Correu Seca e Meca, por mérito e iniciativa próprios. Dizia-se no DN que talvez já tivesse estado em cem países ou até mais. Disso deu conta em reportagens, entrevistas, crónicas, eu sei lá.

Até reportou o terramoto na Roménia em 1977 se não me engano. Esteve por lá mais de uma semana, viveu coisas espantosas e depois escreveu um livro editado pelo nosso antigo camarada no DN Avelãs Coelho.

Não me pagou para escrever isto - nem tal faria nunca, sei-o bem - como nunca recebeu um tostão de gente de fora do jornal. Ou seja, que eu saiba, nunca se vendeu.

E o gajo, apesar de todo este estendal, aposto que não sabe quem sou eu... Nem saberá.

Anónimo disse...

Este gajo só pensa em autopromuversse. Se calhar esta fóto até é montada basta vêr a parêde toda prêta. Deiche-se disso, homem! Não xateie mais a jente!

Anónimo disse...

Ainda bem que fostè à gaveta...continua!

Anónimo disse...

Concordo com o Raul e até o apoio. Bendita gaveta e bendita busca.

Anónimo disse...

Sr. Manuel A. Ventura

À sua lista de defuntos, adicione Jonas Savimbi. Foi entrevistado pelo Chefe Antunes Ferreira mais do que uma vez, porém, uma delas fui eu a feliz contemplada para a transcrever. Não me lembro de rir tanto.
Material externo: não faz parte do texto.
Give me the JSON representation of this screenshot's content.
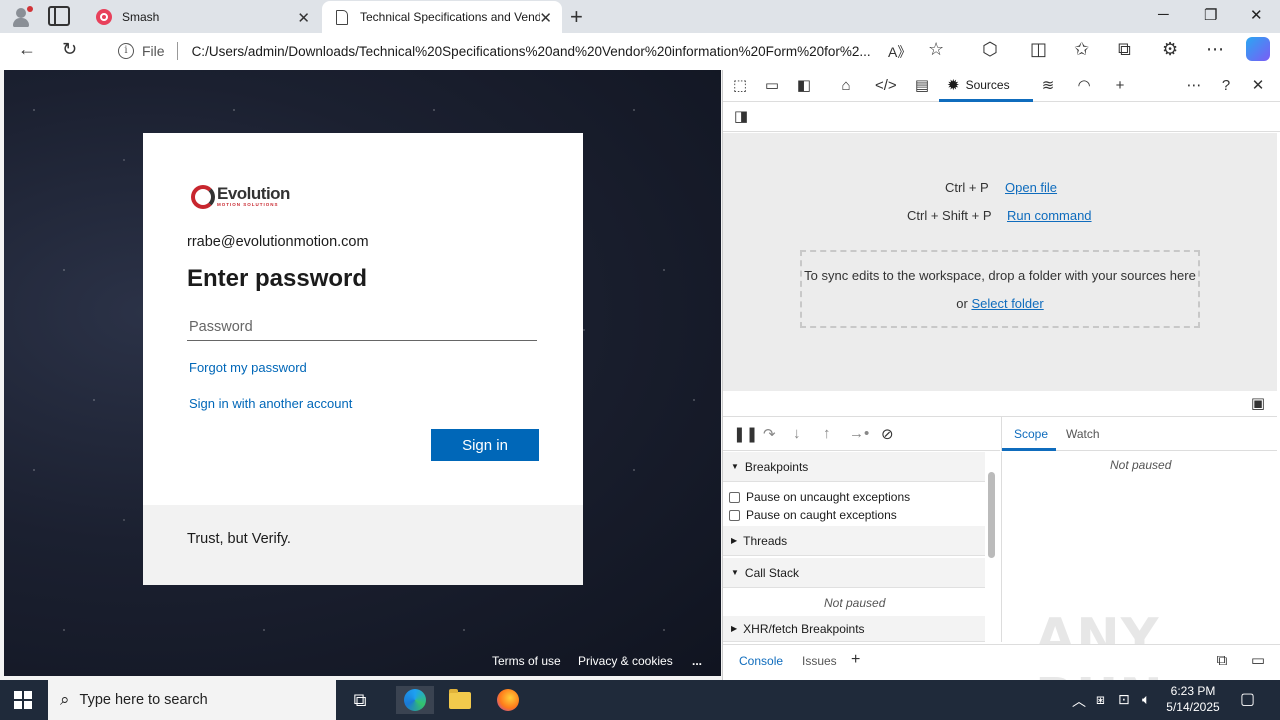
{
  "browser": {
    "tabs": [
      {
        "title": "Smash",
        "close": "✕"
      },
      {
        "title": "Technical Specifications and Vendor",
        "close": "✕"
      }
    ],
    "new_tab": "+",
    "window": {
      "minimize": "─",
      "restore": "❐",
      "close": "✕"
    },
    "address": {
      "info": "i",
      "file_label": "File",
      "url": "C:/Users/admin/Downloads/Technical%20Specifications%20and%20Vendor%20information%20Form%20for%2..."
    }
  },
  "login": {
    "logo_word": "Evolution",
    "logo_sub": "MOTION SOLUTIONS",
    "email": "rrabe@evolutionmotion.com",
    "heading": "Enter password",
    "password_placeholder": "Password",
    "forgot_link": "Forgot my password",
    "other_account_link": "Sign in with another account",
    "signin_button": "Sign in",
    "footer_text": "Trust, but Verify.",
    "terms": "Terms of use",
    "privacy": "Privacy & cookies",
    "more": "..."
  },
  "devtools": {
    "active_tab": "Sources",
    "shortcuts": [
      {
        "keys": "Ctrl + P",
        "action": "Open file"
      },
      {
        "keys": "Ctrl + Shift + P",
        "action": "Run command"
      }
    ],
    "dropzone_text": "To sync edits to the workspace, drop a folder with your sources here or",
    "dropzone_link": "Select folder",
    "sections": {
      "breakpoints": "Breakpoints",
      "pause_uncaught": "Pause on uncaught exceptions",
      "pause_caught": "Pause on caught exceptions",
      "threads": "Threads",
      "call_stack": "Call Stack",
      "not_paused": "Not paused",
      "xhr": "XHR/fetch Breakpoints"
    },
    "scope_tabs": [
      "Scope",
      "Watch"
    ],
    "scope_not_paused": "Not paused",
    "drawer_tabs": [
      "Console",
      "Issues"
    ],
    "drawer_add": "+"
  },
  "watermark": "ANY RUN",
  "taskbar": {
    "search_placeholder": "Type here to search",
    "time": "6:23 PM",
    "date": "5/14/2025"
  }
}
Num comício algures em Angola, sem grandes condições acústicas, Savimbi tentava fazer-se ouvir e gritou a plenos pulmões "...eu não vi para «cortar as pernas a ninguém»!"... qual não foi o seu espanto quando o recinto ficou deserto!
Os detalhes ficam para o chefe, porque os "bonecos" desta última entrevista ao Jonas tenho eu! Hihihi

Ó Antigo Camarada do DN... quanto ao chefe não gritar... tem que se lhe diga! Eu própria cheguei a atravessar a redacção puxada por uma orelha e com o Chefe a dizer-me: "Hirra! Você é mais burra do que permite a Santa Madre Igreja!"
Ass. A Mártir

Anónimo disse...

Madame Salinas,
visto que <...as "bonecos" desta última entrevista ao Jonas tenho eu! Hihihi`...> poque nao tentar envia-los para a dita gaveta?
Assim sempre teriamos direito a mais um textozito!